Sarah did not look at Ben; she regarded Tully with something like affection, and there was a sudden mischief in her eyes. “No, I’ll take care of him, Tully. Good night.” And then, surprisingly, she came up to him and kissed him squarely on the lips.
For an amazed second Tully stood there and then Sarah spoke over his shoulder. “I’ll kiss whoever I want, Ben, whether you’re spying on me or not.”
“So I notice,” Hodes said sullenly. “Maybe a man has to have a Silver Star, a couple of broken legs and fainting spells before you’ll kiss him.”
“Do you have fainting spells, Tully?” Sarah asked.
“You mean he hasn’t told you?” Ben asked.
“Told me what?” Sarah looked at Tully in puzzlement.
“Let him tell it,” Tully said.
“Sometimes his legs don’t work,” Ben said sourly. “That’s one way of making a bid for sympathy. I’m surprised he hasn’t pulled it on you, Sarah.”
“They’re working now,” Tully said flatly. “Want me to prove it?”
“I don’t want you to prove anything,” Sarah said hastily.
Tully said to Ben now,
“Why don’t you shut up? Even better, why don’t you leave? You want it spelled out for you?”
Hodes took a step toward them and halted. “Look—” he began heavily when Sarah cut in with an unaccustomed curtness. “Yes, why don’t you?”
Baffled, Hodes looked from one to the other. “I was invited in here by your mother.”
Sarah said tartly, “All right, wake her up and visit with her.”
“But what have I done?”
Tully said quietly, “You’ve eavesdropped, my friend. The next time you do it I’ll drop an eave on you.” He glanced obliquely at Sarah. “We’re going now, Sarah—Hodes and I.” To Hodes he said, “Lead off, friend. You know where the door is.”
For an angry moment Hodes regarded him, then shifted his attention to Sarah. “I think you kissed him to spite me.”
“That’s perceptive of you, Ben. You’d better leave or I’ll kiss him again.” Wordlessly Hodes turned, walked over to a chair, picked up his hat, then turned to look sadly at Sarah.

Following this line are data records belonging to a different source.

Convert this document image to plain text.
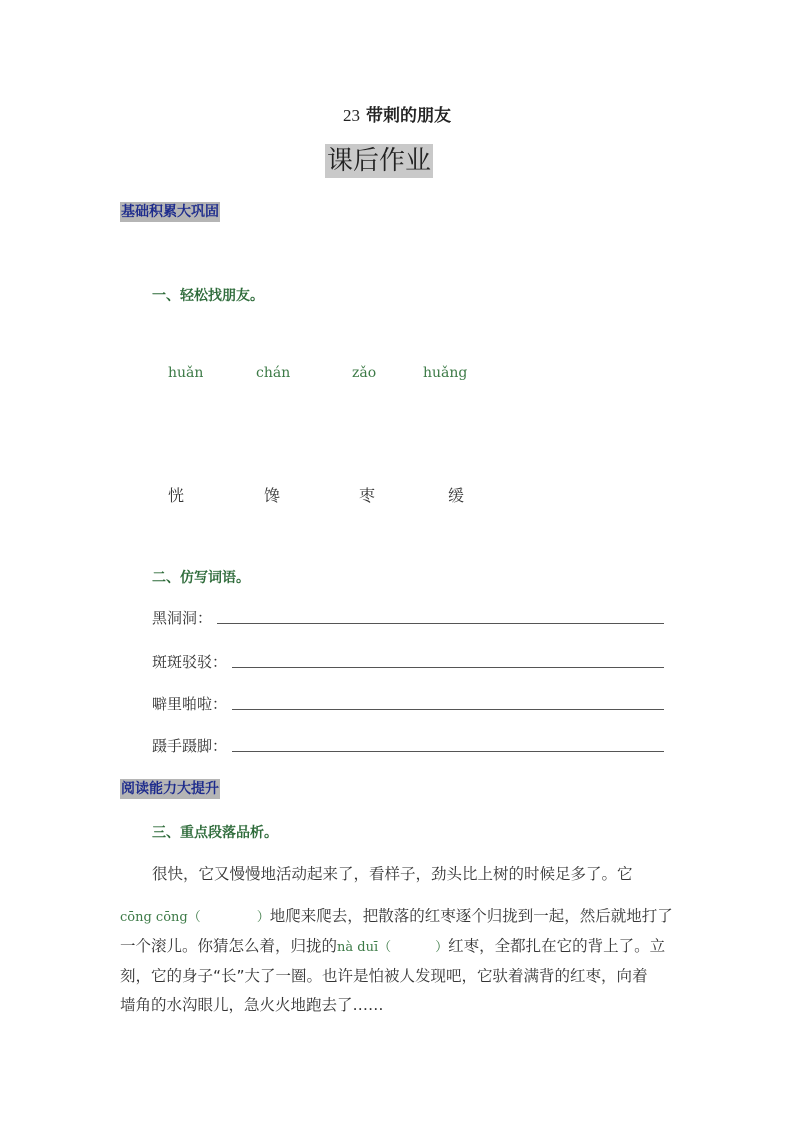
23 带刺的朋友
课后作业
基础积累大巩固
一、轻松找朋友。
huǎn	chán	zǎo	huǎng
恍	馋	枣	缓
二、仿写词语。
黑洞洞：
斑斑驳驳：
噼里啪啦：
蹑手蹑脚：
阅读能力大提升
三、重点段落品析。
很快，它又慢慢地活动起来了，看样子，劲头比上树的时候足多了。它
cōng cōng（	）地爬来爬去，把散落的红枣逐个归拢到一起，然后就地打了
一个滚儿。你猜怎么着，归拢的nà duī（	）红枣，全都扎在它的背上了。立
刻，它的身子“长”大了一圈。也许是怕被人发现吧，它驮着满背的红枣，向着
墙角的水沟眼儿，急火火地跑去了……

“Don’t trip on your lip,” Tully prodded.
Hodes only said sorrowfully, “Good night, Sarah,” and headed for the door.
Tully glanced at Sarah, “I’ve already said good night, I guess.” He grinned, turned and followed Hodes out. Closing the door behind him he observed that Hodes was waiting on the top step. Tully walked toward him and the two of them silently descended the stairs.
Once on the sidewalk below, Hodes halted and put out a hand as if to restrain Tully, who stopped short of him, a wariness upon him.

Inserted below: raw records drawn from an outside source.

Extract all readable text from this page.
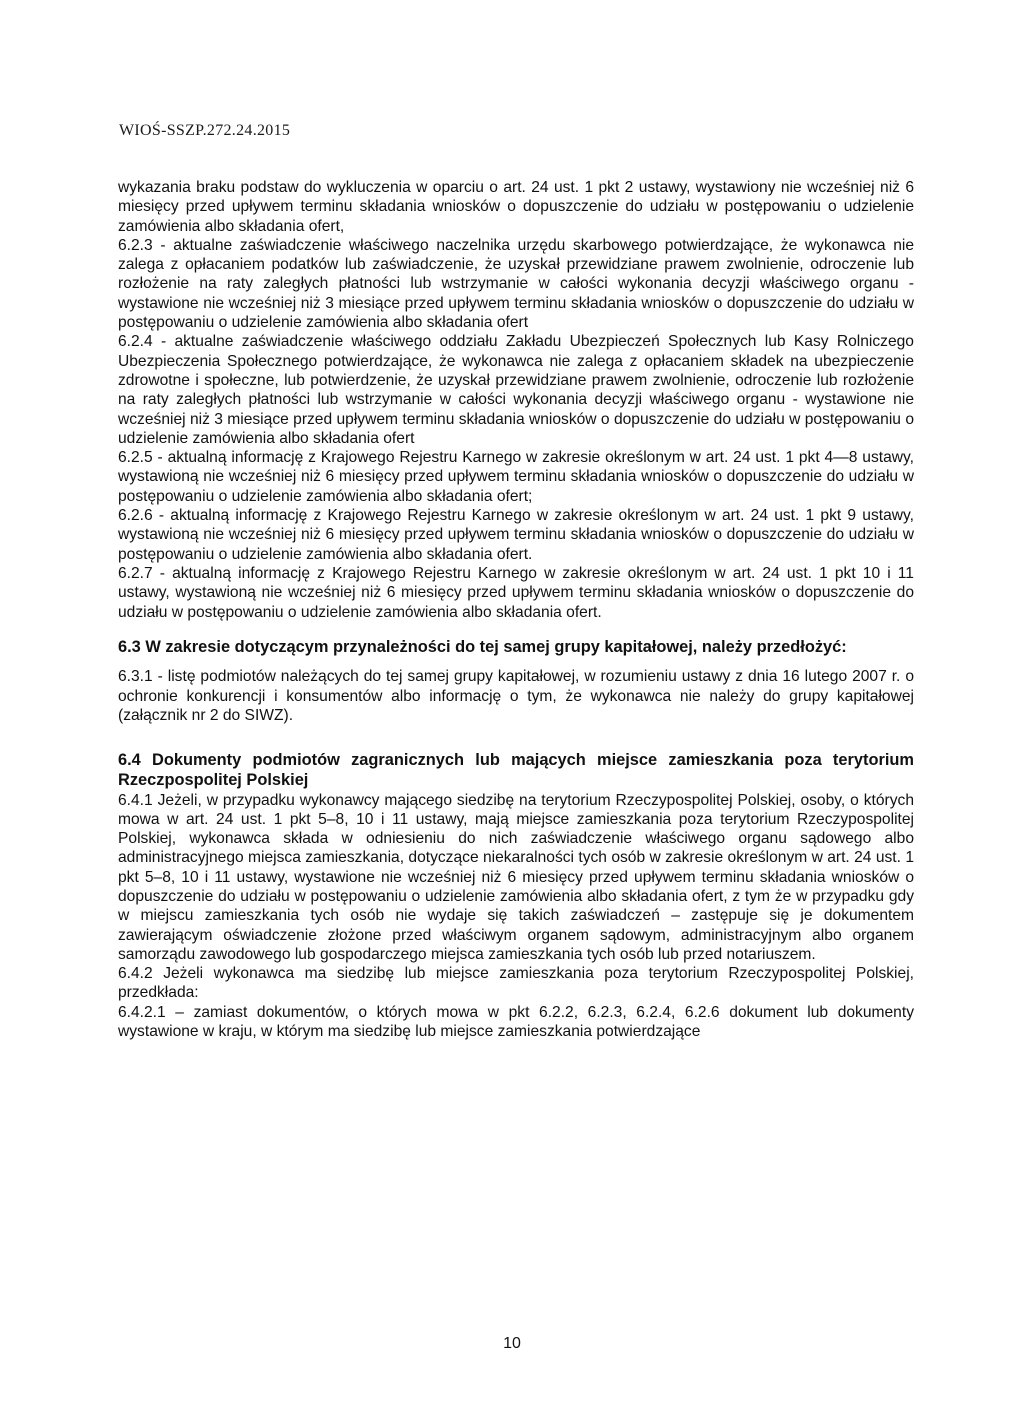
WIOŚ-SSZP.272.24.2015

wykazania braku podstaw do wykluczenia w oparciu o art. 24 ust. 1 pkt 2 ustawy, wystawiony nie wcześniej niż 6 miesięcy przed upływem terminu składania wniosków o dopuszczenie do udziału w postępowaniu o udzielenie zamówienia albo składania ofert,

6.2.3 - aktualne zaświadczenie właściwego naczelnika urzędu skarbowego potwierdzające, że wykonawca nie zalega z opłacaniem podatków lub zaświadczenie, że uzyskał przewidziane prawem zwolnienie, odroczenie lub rozłożenie na raty zaległych płatności lub wstrzymanie w całości wykonania decyzji właściwego organu - wystawione nie wcześniej niż 3 miesiące przed upływem terminu składania wniosków o dopuszczenie do udziału w postępowaniu o udzielenie zamówienia albo składania ofert

6.2.4 - aktualne zaświadczenie właściwego oddziału Zakładu Ubezpieczeń Społecznych lub Kasy Rolniczego Ubezpieczenia Społecznego potwierdzające, że wykonawca nie zalega z opłacaniem składek na ubezpieczenie zdrowotne i społeczne, lub potwierdzenie, że uzyskał przewidziane prawem zwolnienie, odroczenie lub rozłożenie na raty zaległych płatności lub wstrzymanie w całości wykonania decyzji właściwego organu - wystawione nie wcześniej niż 3 miesiące przed upływem terminu składania wniosków o dopuszczenie do udziału w postępowaniu o udzielenie zamówienia albo składania ofert

6.2.5 - aktualną informację z Krajowego Rejestru Karnego w zakresie określonym w art. 24 ust. 1 pkt 4—8 ustawy, wystawioną nie wcześniej niż 6 miesięcy przed upływem terminu składania wniosków o dopuszczenie do udziału w postępowaniu o udzielenie zamówienia albo składania ofert;

6.2.6 - aktualną informację z Krajowego Rejestru Karnego w zakresie określonym w art. 24 ust. 1 pkt 9 ustawy, wystawioną nie wcześniej niż 6 miesięcy przed upływem terminu składania wniosków o dopuszczenie do udziału w postępowaniu o udzielenie zamówienia albo składania ofert.

6.2.7 - aktualną informację z Krajowego Rejestru Karnego w zakresie określonym w art. 24 ust. 1 pkt 10 i 11 ustawy, wystawioną nie wcześniej niż 6 miesięcy przed upływem terminu składania wniosków o dopuszczenie do udziału w postępowaniu o udzielenie zamówienia albo składania ofert.

6.3 W zakresie dotyczącym przynależności do tej samej grupy kapitałowej, należy przedłożyć:

6.3.1 - listę podmiotów należących do tej samej grupy kapitałowej, w rozumieniu ustawy z dnia 16 lutego 2007 r. o ochronie konkurencji i konsumentów albo informację o tym, że wykonawca nie należy do grupy kapitałowej (załącznik nr 2 do SIWZ).

6.4 Dokumenty podmiotów zagranicznych lub mających miejsce zamieszkania poza terytorium Rzeczpospolitej Polskiej

6.4.1 Jeżeli, w przypadku wykonawcy mającego siedzibę na terytorium Rzeczypospolitej Polskiej, osoby, o których mowa w art. 24 ust. 1 pkt 5–8, 10 i 11 ustawy, mają miejsce zamieszkania poza terytorium Rzeczypospolitej Polskiej, wykonawca składa w odniesieniu do nich zaświadczenie właściwego organu sądowego albo administracyjnego miejsca zamieszkania, dotyczące niekaralności tych osób w zakresie określonym w art. 24 ust. 1 pkt 5–8, 10 i 11 ustawy, wystawione nie wcześniej niż 6 miesięcy przed upływem terminu składania wniosków o dopuszczenie do udziału w postępowaniu o udzielenie zamówienia albo składania ofert, z tym że w przypadku gdy w miejscu zamieszkania tych osób nie wydaje się takich zaświadczeń – zastępuje się je dokumentem zawierającym oświadczenie złożone przed właściwym organem sądowym, administracyjnym albo organem samorządu zawodowego lub gospodarczego miejsca zamieszkania tych osób lub przed notariuszem.

6.4.2 Jeżeli wykonawca ma siedzibę lub miejsce zamieszkania poza terytorium Rzeczypospolitej Polskiej, przedkłada:

6.4.2.1 – zamiast dokumentów, o których mowa w pkt 6.2.2, 6.2.3, 6.2.4, 6.2.6 dokument lub dokumenty wystawione w kraju, w którym ma siedzibę lub miejsce zamieszkania potwierdzające

10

“Don’t ever do that again,” Hodes said slowly.
“I’ll do it every chance I get.”
“She’s my girl,” Hodes said flatly.
“So you said. But that’s not the way the votes count out.”
“Just take this as a warning,” Hodes said deliberately. “You’ve come in here a cute little war hero, you’ve parlayed one of my mistakes into a partnership in a mine, but Sarah doesn’t go with the property. Don’t make the mistake of thinking she does.”
With that he turned and walked off into the night.
After leaving Tully, Hodes stopped in at the Elks Club. It was a Monday night and the club rooms were almost deserted. He tramped through the reading room, and went into the empty barroom. Here he poured a drink from his own bottle, checked the billiard room and found it empty, then took his drink in, turned on the lights, pulled off his coat and set about playing a solo game of billiards.